Apparently there is a glut of graduates coming out of law school – there are way more people than jobs. I’m not surprised, what impressionable teenager wouldn’t want to be a lawyer after ten minutes of watching a legal show. So why don’t the production wonks solve our skills crisis by making some other jobs sexy? Like garbology for instance, someone to clean the toilets at Sydney Airport or someone to run the Italian economy.

And why don’t they take a better look at a real life lawyer. Chances are they don’t have a face for television.

Slow cooked eggs

A few weeks ago I couch potato surfed my way onto Masterchef, only to see some slow cooked eggs being praised by the judges, who quite frankly must have lost their taste buds in a blender accident.

I mean slow cooked eggs? Why would anyone eat this? I’ve heard of the Slow Food movement, but c’mon, these are eggs. They cook in three minutes and you eat them in one.  The three-minute egg was invented for a reason – it does the job.

Now, thanks to Masterchef, or should that be Whack Job Chef, slow cooked eggs could be set to become the new tonka bean, waygu beef or duck confit. If I see slow cooked eggs done nine ways, I’m gonna produce a fast baked scream.

They are up there with absculptors and terror alert fridge magnets in terms of bad ideas. After 20,000 plus years on the planet I think we’ve pretty much done what we can with the egg.

Masterchef, if you’ve run out of ideas, then here’s one – how about just blend stuff. It doesn’t matter what: George’s eyebrows, Garry’s smirk, tonka beans, Delicious magazine – chuck it all in. It’s entertainment for the whole family, makes satisfying noises, with any luck may burn down the studio and would taste better than a slow cooked egg any day.

Man Vs Wild drives me wild – and not with desire

Bear Grylls Man Vs Wild is pure comedy. I mean who – and I am not making this up – gives themself a colonoscopy on a dingy? Not to mention ingesting handfuls of live cockroaches and doing backflips on cracking ice to demonstrate survival techniques.

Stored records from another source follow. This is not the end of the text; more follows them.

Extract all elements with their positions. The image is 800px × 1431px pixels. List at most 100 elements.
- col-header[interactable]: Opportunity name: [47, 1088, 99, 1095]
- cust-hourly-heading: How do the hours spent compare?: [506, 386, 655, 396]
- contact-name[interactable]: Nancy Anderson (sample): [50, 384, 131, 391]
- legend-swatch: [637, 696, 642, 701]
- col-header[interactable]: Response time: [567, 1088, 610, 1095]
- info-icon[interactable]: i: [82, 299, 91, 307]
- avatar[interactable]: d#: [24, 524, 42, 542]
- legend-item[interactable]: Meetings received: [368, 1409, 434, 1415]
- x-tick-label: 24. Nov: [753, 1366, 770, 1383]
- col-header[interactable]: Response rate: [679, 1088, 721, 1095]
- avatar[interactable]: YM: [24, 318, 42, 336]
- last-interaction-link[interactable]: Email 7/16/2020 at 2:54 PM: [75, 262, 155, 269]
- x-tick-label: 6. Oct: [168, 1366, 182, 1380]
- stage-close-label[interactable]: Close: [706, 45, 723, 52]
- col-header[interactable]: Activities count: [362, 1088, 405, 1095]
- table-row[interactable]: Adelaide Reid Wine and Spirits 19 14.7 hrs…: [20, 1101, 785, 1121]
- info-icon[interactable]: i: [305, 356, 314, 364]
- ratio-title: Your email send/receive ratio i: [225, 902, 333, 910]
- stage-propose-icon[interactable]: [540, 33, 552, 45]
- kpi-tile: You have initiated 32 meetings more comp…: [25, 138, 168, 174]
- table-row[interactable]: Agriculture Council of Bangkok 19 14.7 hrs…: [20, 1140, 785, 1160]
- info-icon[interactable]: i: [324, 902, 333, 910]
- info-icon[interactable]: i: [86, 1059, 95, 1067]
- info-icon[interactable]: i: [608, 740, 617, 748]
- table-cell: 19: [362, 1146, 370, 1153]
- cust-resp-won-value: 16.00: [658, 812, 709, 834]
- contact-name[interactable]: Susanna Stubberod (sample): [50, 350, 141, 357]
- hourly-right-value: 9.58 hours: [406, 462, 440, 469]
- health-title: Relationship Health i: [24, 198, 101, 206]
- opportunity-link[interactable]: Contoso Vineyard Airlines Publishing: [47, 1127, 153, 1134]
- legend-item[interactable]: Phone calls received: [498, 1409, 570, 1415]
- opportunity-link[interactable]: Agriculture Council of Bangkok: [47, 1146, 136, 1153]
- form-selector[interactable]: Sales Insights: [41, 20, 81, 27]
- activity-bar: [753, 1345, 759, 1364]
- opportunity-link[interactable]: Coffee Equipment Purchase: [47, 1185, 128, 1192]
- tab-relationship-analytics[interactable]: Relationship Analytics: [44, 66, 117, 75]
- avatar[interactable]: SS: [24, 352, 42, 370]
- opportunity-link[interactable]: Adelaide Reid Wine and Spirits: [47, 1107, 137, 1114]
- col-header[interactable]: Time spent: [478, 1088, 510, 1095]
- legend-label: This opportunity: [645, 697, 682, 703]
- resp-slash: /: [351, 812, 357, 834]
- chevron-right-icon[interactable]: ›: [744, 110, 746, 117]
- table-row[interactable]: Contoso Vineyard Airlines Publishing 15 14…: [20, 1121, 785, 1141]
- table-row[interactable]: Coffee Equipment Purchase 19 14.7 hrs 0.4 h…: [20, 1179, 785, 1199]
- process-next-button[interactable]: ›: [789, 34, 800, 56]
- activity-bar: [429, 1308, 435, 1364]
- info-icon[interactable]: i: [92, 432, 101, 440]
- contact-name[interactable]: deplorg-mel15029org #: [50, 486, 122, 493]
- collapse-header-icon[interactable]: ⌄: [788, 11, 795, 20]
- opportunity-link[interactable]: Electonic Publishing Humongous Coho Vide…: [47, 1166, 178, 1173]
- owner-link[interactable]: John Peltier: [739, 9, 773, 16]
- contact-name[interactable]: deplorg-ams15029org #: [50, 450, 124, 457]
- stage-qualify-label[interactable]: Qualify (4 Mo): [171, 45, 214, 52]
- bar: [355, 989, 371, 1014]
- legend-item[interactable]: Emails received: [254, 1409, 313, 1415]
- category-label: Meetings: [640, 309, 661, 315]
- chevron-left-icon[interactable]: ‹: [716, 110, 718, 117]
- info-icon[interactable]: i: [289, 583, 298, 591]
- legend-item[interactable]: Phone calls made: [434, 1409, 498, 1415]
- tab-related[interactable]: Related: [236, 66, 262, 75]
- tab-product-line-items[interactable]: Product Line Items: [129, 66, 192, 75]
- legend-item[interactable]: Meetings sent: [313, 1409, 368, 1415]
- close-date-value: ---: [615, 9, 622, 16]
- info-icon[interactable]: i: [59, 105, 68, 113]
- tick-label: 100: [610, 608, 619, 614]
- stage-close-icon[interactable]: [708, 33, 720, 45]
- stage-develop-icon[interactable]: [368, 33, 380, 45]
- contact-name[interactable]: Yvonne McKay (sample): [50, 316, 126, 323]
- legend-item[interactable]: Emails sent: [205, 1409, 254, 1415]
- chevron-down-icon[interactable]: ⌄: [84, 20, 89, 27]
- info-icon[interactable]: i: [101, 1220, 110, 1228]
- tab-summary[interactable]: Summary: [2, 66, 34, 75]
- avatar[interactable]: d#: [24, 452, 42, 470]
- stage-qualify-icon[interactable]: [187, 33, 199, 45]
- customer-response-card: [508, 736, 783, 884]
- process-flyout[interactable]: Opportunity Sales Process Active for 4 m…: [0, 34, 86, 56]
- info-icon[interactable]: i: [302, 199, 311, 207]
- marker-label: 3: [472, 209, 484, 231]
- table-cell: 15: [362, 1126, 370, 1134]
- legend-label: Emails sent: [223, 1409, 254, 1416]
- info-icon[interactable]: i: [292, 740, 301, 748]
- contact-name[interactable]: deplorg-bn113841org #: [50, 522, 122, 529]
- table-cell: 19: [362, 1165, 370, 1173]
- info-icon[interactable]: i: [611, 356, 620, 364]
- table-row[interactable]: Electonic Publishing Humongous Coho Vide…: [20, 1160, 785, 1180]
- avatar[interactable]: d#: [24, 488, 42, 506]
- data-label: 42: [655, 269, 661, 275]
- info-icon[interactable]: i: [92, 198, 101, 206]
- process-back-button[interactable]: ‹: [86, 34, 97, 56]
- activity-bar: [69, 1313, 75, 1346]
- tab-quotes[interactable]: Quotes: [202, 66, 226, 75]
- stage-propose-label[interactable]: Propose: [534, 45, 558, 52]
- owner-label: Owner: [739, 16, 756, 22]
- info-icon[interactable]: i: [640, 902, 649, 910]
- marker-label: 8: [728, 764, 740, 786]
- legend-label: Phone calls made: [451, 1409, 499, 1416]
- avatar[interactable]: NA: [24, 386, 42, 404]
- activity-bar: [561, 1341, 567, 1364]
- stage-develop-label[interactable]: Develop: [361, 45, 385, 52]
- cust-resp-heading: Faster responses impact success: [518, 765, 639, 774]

As I say – comedy. Trouble is Bear seems to take it seriously. How anyone can say with a straight face: “I’m just going to squeeze my body through a dark cave the size of a pencil to eat some crunchy bat poo” is beyond me. But he does!

Then every so often, in between ludicrous statements, he’ll say something that is meant to be a lightbulb moment, but just leaves me saying, what the %^&*? Such as the other night he was skirting around a very high ledge and he said: “If I fall it will hurt.”

You think? So how come you won’t get hurt knocking back weasel wee and chowing down on rat sashimi? Or backflipping into an active volcano? How about some perspective Bear?

Also Bear, despite saying on his website that he has excellent people skills, seems to have the personality of a freeze-dried meal. His delivery is monotonous, any sense of humour is missing in action or been edited out (if he can’t see the funny side of bat poo then I can’t help him) and he is just getting weirder and weirder. Case in point; shipboard enema. Plus, he’s been taking off his clothes an awful lot lately for no good reason, consequently we’ve seen a lot of his pixellated bum.

I do admire what he does, I like the scenery of the places he goes, but for me, the real hero is the cameraman. He does everything Bear does, but with a camera, and has to film Bear routinely taking all his clothes off plus put up with Bear. If that’s not a logie-winning performance, I don’t know what is.